C++ Logo

sg16

Advanced search

Re: CWG 2779: Restrictions on the ordinary literal encoding

From: Steve Downey <sdowney_at_[hidden]>
Date: Mon, 31 Jul 2023 10:44:56 -0400
Possibly distribute the 'distinct values of type' across this disjunction?
That is, rule out the possibility of mixing unsigned and signed
representations.
distinct values of type signed char or distinct values of type unsigned
char.

I'm not sure which we consider "more fundamental" so to speak, char or the
signed/unsigned versions.

On Mon, Jul 31, 2023 at 9:36 AM Tom Honermann via SG16 <
sg16_at_[hidden]> wrote:

> The suggested resolution for CWG 2779 (Restrictions on the ordinary
> literal encoding) <https://cplusplus.github.io/CWG/issues/2779.html>
> modifies [lex.charset]p8 <https://eel.is/c++draft/lex.charset#8> as
> follows:
>
> ... The *ordinary literal encoding* is the implementation-defined
> encoding applied to an ordinary character or string literal; its code
> unit values are required to be representable as distinct values of type signed
> char or unsigned char.

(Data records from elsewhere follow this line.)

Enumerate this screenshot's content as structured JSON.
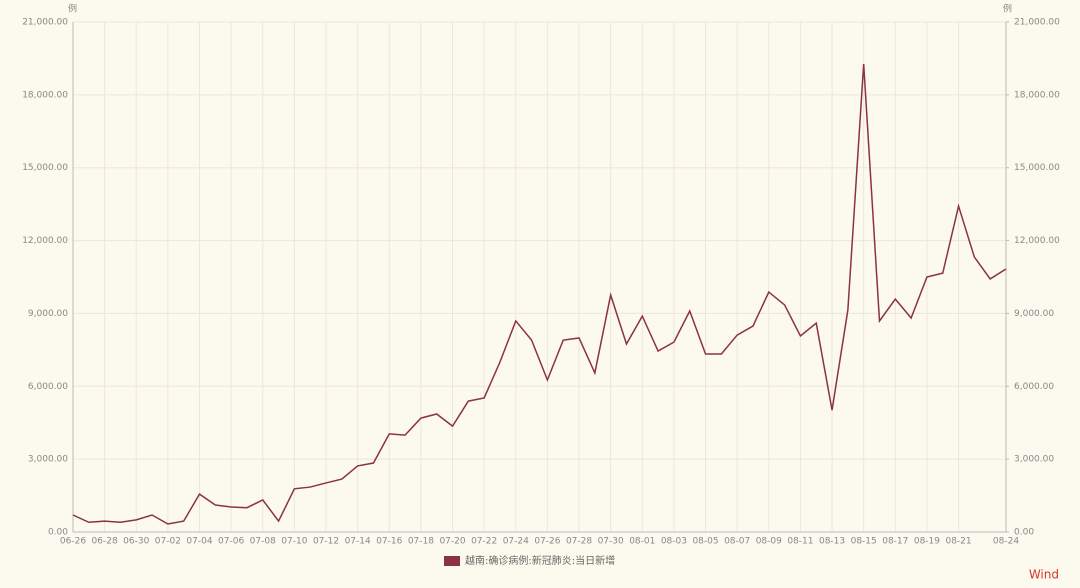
{
  "chart_data": {
    "type": "line",
    "y_label": "例",
    "y2_label": "例",
    "categories": [
      "06-26",
      null,
      "06-28",
      null,
      "06-30",
      null,
      "07-02",
      null,
      "07-04",
      null,
      "07-06",
      null,
      "07-08",
      null,
      "07-10",
      null,
      "07-12",
      null,
      "07-14",
      null,
      "07-16",
      null,
      "07-18",
      null,
      "07-20",
      null,
      "07-22",
      null,
      "07-24",
      null,
      "07-26",
      null,
      "07-28",
      null,
      "07-30",
      null,
      "08-01",
      null,
      "08-03",
      null,
      "08-05",
      null,
      "08-07",
      null,
      "08-09",
      null,
      "08-11",
      null,
      "08-13",
      null,
      "08-15",
      null,
      "08-17",
      null,
      "08-19",
      null,
      "08-21",
      null,
      null,
      "08-24"
    ],
    "series": [
      {
        "name": "越南:确诊病例:新冠肺炎:当日新增",
        "color": "#8b3340",
        "values": [
          700,
          400,
          450,
          400,
          500,
          700,
          330,
          450,
          1560,
          1110,
          1030,
          1000,
          1320,
          450,
          1780,
          1850,
          2020,
          2180,
          2720,
          2840,
          4040,
          3990,
          4690,
          4860,
          4360,
          5390,
          5520,
          7000,
          8690,
          7900,
          6260,
          7900,
          7990,
          6550,
          9760,
          7740,
          8890,
          7450,
          7820,
          9100,
          7330,
          7330,
          8110,
          8480,
          9880,
          9350,
          8070,
          8600,
          5020,
          9140,
          19270,
          8690,
          9590,
          8810,
          10500,
          10660,
          13420,
          11320,
          10420,
          10830
        ]
      }
    ],
    "ylim": [
      0,
      21000
    ],
    "yticks": [
      {
        "value": 0,
        "label": "0.00"
      },
      {
        "value": 3000,
        "label": "3,000.00"
      },
      {
        "value": 6000,
        "label": "6,000.00"
      },
      {
        "value": 9000,
        "label": "9,000.00"
      },
      {
        "value": 12000,
        "label": "12,000.00"
      },
      {
        "value": 15000,
        "label": "15,000.00"
      },
      {
        "value": 18000,
        "label": "18,000.00"
      },
      {
        "value": 21000,
        "label": "21,000.00"
      }
    ],
    "y2lim": [
      0,
      21000
    ],
    "y2ticks": [
      {
        "value": 0,
        "label": "0.00"
      },
      {
        "value": 3000,
        "label": "3,000.00"
      },
      {
        "value": 6000,
        "label": "6,000.00"
      },
      {
        "value": 9000,
        "label": "9,000.00"
      },
      {
        "value": 12000,
        "label": "12,000.00"
      },
      {
        "value": 15000,
        "label": "15,000.00"
      },
      {
        "value": 18000,
        "label": "18,000.00"
      },
      {
        "value": 21000,
        "label": "21,000.00"
      }
    ],
    "grid": true,
    "watermark": "Wind"
  }
}
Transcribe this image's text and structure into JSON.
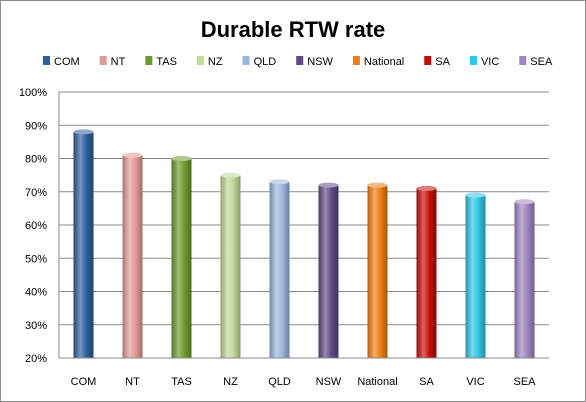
{
  "chart_data": {
    "type": "bar",
    "title": "Durable RTW rate",
    "xlabel": "",
    "ylabel": "",
    "ylim": [
      0.2,
      1.0
    ],
    "y_tick_values": [
      0.2,
      0.3,
      0.4,
      0.5,
      0.6,
      0.7,
      0.8,
      0.9,
      1.0
    ],
    "y_tick_labels": [
      "20%",
      "30%",
      "40%",
      "50%",
      "60%",
      "70%",
      "80%",
      "90%",
      "100%"
    ],
    "grid": true,
    "legend_position": "top",
    "categories": [
      "COM",
      "NT",
      "TAS",
      "NZ",
      "QLD",
      "NSW",
      "National",
      "SA",
      "VIC",
      "SEA"
    ],
    "values": [
      0.88,
      0.81,
      0.8,
      0.75,
      0.73,
      0.72,
      0.72,
      0.71,
      0.69,
      0.67
    ],
    "colors": [
      "#2e5e9e",
      "#e39a9a",
      "#6e9a2e",
      "#c3d99a",
      "#9ab6da",
      "#5e4a86",
      "#ee7d16",
      "#c60d0d",
      "#2ec6e6",
      "#9e86be"
    ]
  }
}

The *wide literal encoding* is the
> implementation-defined encoding applied to a wide character or string
> literal; its code unit values are required to be representable as
> distinct values of type wchar_t.
>
> I am uncertain about the proposed "signed char or unsigned char" wording.
> I think the intent is to state that each code unit value must have a
> distinct representation in char regardless of its underlying type.
> However, the wording could be read as permitting (distinct) values in the
> range [SCHAR_MIN, UCHAR_MAX]. I think it would be simpler to restrict
> representation to char with an implicit reliance on [basic.fundamental]p6
> <http://eel.is/c++draft/basic.fundamental#6> for mapping code unit values
> from the signed char and unsigned char ranges to representable values in
> char.
>
> ... The *ordinary literal encoding* is the implementation-defined
> encoding applied to an ordinary character or string literal; its code
> unit values are required to be representable as distinct values of type signed
> char or unsigned char. The *wide literal encoding* is the
> implementation-defined encoding applied to a wide character or string
> literal; its code unit values are required to be representable as
> distinct values of type wchar_t.
>
> If desired, we could add a note to clarify the relationship to the signed
> char and unsigned char value ranges.
>
> Tom.
> --
> SG16 mailing list
> SG16_at_[hidden]
> https://lists.isocpp.org/mailman/listinfo.cgi/sg16
>

Received on 2023-07-31 14:45:10